Bu riske karşı daha iyi korunmak için çeşitli önlemler alabilirsiniz. İlk olarak, hastanın müdahaleye nasıl tepki vereceğini önceden tahmin etmeye çalışın (Dewald, 1971; Maroda, 2010, Bölüm 4). Bu zorsa, en azından müdahalenin hastayı muhtemelen “organize” mi edecek (yani, onları sakinleştirip rahatlatmasına) veya geçici olarak “bozacak” mı (yani, kaygılarını veya sıkıntılarını artırmasına) karar vermeye çalışın. Hastanın tepkisine gerçekten şaşırdıysanız, bu, mevcut vaka formülasyonundaki zorluklara, müdahalenin zamanlaması ile ilgili sorunlara veya diğer teknik faktörlere işaret edebilir. İkinci olarak, şüpheye düştüğünüzde, hastanın tepkisini netleştirmeye çalışın (örneğin, “Görünüşe göre ben o son cümleyi söyledikten sonra bacağınız titremeye başladı ve sonra arkanızı döndünüz. Şu anda sizin için neler olduğunu anlamama yardım edebilir misiniz?”). Üçüncüsü, seansın geri kalanında neler olduğuna dikkat edin. Örneğin, müdahale tamamen “içe alındıkça” semptom geriliyor mu (örneğin, baş ağrısı yavaşça geçer) yoksa zamanla kötüleşiyor mu? Son olarak ve muhtemelen en önemlisi, hastanın faydalı klinik bilgi üretip üretmediğini belirleyin.

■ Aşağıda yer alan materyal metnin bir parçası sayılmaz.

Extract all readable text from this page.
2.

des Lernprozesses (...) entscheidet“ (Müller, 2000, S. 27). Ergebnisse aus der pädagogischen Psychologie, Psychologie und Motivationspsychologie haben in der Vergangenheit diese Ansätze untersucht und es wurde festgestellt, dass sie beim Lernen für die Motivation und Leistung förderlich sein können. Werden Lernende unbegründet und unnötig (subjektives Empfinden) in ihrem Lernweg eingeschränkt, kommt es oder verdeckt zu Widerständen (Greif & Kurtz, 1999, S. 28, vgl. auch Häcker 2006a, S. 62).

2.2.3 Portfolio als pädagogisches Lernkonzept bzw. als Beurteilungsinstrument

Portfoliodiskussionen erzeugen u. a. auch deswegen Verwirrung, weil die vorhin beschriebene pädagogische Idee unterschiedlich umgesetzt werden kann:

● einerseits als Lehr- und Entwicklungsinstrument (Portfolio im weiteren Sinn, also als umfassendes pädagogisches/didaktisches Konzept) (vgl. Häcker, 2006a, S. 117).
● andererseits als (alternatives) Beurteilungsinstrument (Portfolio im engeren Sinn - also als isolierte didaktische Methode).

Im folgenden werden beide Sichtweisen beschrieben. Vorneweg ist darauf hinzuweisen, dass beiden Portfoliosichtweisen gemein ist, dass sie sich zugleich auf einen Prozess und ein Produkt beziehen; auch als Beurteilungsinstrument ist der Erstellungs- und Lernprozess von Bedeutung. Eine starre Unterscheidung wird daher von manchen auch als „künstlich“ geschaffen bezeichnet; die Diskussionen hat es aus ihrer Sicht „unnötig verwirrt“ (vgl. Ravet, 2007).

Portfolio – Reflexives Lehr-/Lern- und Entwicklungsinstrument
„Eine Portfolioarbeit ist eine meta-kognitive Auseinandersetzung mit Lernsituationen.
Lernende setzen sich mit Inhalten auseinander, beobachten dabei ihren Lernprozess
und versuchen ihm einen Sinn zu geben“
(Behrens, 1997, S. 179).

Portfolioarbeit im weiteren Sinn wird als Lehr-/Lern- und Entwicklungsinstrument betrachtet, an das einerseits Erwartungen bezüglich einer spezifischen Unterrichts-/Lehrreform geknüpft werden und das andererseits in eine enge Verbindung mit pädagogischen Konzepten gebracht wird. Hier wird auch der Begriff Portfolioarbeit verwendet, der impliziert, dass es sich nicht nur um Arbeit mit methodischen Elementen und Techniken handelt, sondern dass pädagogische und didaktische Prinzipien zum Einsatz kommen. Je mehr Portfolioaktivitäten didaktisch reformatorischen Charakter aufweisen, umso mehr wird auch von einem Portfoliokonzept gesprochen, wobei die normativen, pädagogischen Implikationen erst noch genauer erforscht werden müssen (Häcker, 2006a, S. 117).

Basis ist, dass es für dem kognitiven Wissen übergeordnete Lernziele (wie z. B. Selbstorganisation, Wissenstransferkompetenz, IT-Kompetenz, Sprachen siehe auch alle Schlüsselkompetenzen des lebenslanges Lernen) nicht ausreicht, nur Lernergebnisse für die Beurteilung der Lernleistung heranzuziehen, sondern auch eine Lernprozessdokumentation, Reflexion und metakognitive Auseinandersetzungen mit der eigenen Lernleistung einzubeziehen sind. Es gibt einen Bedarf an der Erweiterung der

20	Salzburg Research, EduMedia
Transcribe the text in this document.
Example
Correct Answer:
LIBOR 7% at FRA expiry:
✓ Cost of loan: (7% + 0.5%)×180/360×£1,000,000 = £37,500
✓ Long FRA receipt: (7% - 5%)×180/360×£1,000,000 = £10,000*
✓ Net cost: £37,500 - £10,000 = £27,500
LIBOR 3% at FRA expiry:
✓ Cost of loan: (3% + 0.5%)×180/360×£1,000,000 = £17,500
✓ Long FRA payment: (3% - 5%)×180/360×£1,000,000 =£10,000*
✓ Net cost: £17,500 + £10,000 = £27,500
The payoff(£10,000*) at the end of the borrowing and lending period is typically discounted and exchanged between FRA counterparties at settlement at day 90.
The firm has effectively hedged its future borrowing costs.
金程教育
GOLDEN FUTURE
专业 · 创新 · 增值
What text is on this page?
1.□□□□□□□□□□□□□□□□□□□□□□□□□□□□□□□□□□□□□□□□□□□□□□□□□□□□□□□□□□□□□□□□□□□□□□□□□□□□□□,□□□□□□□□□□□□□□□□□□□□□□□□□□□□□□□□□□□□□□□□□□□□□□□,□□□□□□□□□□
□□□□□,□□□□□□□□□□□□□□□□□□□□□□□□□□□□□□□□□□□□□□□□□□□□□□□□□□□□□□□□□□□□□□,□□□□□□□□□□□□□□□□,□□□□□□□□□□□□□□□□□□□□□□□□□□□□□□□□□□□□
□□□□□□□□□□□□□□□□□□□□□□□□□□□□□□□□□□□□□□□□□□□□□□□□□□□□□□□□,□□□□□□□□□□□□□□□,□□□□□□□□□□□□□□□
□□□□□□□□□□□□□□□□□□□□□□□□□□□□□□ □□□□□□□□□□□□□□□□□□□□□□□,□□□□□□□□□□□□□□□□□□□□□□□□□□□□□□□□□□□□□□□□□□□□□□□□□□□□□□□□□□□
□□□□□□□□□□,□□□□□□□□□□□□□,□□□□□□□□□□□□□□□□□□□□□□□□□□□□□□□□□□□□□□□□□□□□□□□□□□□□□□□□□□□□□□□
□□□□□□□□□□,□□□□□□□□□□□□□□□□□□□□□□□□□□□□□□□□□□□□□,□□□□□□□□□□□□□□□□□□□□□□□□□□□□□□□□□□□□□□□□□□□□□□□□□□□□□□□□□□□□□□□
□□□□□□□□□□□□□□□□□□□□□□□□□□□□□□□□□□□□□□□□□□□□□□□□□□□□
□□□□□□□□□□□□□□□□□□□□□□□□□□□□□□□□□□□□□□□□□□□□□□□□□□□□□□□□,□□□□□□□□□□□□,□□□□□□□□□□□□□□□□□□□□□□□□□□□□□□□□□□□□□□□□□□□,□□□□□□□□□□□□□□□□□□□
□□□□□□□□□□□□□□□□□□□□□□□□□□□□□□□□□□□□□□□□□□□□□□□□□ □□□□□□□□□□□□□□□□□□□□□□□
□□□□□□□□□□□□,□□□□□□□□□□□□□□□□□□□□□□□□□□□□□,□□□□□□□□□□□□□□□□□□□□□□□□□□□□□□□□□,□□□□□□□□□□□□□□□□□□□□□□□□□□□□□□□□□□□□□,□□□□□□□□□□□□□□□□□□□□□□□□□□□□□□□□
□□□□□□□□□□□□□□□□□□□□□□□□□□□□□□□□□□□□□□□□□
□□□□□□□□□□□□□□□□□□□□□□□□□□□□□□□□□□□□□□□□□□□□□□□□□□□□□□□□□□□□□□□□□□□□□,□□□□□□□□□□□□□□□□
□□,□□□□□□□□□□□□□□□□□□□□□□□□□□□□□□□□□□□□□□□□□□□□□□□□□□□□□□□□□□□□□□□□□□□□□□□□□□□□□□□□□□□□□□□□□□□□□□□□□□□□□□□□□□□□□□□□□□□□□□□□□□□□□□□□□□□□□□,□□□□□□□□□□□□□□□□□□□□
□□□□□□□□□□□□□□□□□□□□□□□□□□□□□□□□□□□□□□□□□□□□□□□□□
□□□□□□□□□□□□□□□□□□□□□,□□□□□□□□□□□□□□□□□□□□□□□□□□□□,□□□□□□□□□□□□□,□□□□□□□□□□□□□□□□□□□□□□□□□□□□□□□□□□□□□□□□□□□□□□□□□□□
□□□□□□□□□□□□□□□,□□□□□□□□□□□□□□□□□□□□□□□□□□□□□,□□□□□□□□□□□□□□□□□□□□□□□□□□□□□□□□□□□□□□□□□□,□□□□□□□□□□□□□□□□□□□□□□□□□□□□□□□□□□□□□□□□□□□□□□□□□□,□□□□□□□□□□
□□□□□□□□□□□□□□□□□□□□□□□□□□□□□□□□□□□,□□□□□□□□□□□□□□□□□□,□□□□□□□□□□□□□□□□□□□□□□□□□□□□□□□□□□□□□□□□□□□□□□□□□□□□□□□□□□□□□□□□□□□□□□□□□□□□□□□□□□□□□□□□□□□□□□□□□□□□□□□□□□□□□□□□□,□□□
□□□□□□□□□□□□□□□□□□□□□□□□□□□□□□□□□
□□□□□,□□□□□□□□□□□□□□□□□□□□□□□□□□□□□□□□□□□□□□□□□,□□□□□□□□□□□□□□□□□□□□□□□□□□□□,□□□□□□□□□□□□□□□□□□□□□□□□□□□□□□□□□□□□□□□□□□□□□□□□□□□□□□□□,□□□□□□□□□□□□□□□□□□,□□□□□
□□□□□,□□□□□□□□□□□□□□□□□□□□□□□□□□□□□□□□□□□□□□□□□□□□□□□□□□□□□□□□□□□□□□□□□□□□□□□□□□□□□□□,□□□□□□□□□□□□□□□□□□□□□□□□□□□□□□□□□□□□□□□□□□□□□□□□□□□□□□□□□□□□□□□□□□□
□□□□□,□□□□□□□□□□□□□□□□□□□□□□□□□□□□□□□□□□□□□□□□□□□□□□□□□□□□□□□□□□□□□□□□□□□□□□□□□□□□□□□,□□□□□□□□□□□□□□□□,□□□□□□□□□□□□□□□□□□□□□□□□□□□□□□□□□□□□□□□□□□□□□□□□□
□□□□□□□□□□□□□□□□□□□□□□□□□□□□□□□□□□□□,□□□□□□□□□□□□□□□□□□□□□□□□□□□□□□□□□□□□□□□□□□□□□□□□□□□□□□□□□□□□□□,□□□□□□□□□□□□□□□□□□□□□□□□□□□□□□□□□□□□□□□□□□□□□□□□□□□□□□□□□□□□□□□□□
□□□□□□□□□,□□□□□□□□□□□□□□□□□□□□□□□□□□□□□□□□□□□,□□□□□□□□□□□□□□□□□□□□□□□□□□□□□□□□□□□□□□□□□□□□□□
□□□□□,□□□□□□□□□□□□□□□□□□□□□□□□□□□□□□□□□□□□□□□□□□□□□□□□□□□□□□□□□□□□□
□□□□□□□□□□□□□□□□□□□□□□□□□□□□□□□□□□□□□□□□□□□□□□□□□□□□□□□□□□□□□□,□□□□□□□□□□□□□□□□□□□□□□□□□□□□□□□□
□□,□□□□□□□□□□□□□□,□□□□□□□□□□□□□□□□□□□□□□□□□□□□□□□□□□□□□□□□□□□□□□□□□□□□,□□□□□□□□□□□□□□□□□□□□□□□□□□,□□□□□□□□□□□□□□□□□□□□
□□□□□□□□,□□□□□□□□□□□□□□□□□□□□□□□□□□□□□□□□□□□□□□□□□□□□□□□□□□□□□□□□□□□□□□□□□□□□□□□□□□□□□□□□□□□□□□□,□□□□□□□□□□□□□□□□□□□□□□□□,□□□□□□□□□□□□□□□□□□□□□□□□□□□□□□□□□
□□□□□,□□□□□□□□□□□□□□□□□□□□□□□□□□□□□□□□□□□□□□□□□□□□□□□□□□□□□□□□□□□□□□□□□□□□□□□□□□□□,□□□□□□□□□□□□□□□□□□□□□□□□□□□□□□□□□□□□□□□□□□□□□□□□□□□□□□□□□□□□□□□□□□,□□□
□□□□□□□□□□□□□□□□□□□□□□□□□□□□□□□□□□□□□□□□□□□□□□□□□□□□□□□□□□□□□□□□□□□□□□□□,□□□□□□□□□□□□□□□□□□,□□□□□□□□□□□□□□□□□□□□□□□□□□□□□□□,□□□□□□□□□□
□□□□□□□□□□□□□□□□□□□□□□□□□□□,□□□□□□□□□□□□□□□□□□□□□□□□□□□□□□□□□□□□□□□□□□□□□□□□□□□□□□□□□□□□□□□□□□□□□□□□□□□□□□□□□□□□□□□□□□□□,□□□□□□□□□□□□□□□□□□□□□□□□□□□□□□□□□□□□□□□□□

Psikodinamik teorisyenleri arasında geniş bir mutabakat varsa, Kutu 7.1’de listelenen “en iyi” kriter açıkça “yeni” ve “daha derin” klinik malzemenin ortaya çıkması olacaktır. (Frederickson, 1999; Isaacs, 1939; Thomä & Kächele, 1992). Popüler olmasının yanı sıra, bu fikir aynı zamanda klinik açıdan da anlamlıdır. Dışavurumcu müdahaleler, doğası gereği, hastaların olağan düşünme ve hissetme biçimlerini önemli ölçüde değiştirir. Örneğin, psikodinamik bir yorum, bir hastanın gizemli semptomunu açıklayabilirken, bir yüzleşme daha önce ayrı görülen iki olayı birbirine bağlayabilir. Bu müdahalelerin birinden kaynaklanan değişiklikler nispeten küçük olsa bile, daha önce dikkate alınmamış yeni deneyim perspektifleri açabilirler. Aslında, eski alışkanlıklar artık dünyayı farklı bir şekilde görebilen hasta üzerinde daha az etkiye sahiptir.

Yeni bakış açıları ortaya çıktığında, hastalar daha fazla klinik malzeme üretme eğilimindedir. Terapist yardımı bile gerekli olmayabilir. Basitçe “daha derin” çağrışımlar kurmaya başlarlar, daha fazla örnek verirler ve yeni bağlantılar kurarlar (örneğin, “Komik ama az önce söylediğin şey bana işte olan başka bir şeyi hatırlattı”). İlgili rüyalar ve fanteziler sonraki haftalarda rapor bile edilebilir (Isaacs, 1939). Bu belirtilerden herhangi biri ortaya çıkarsa, müdahale muhtemelen iyi biçimlendirilmiş ve çağrıştırıcıdır.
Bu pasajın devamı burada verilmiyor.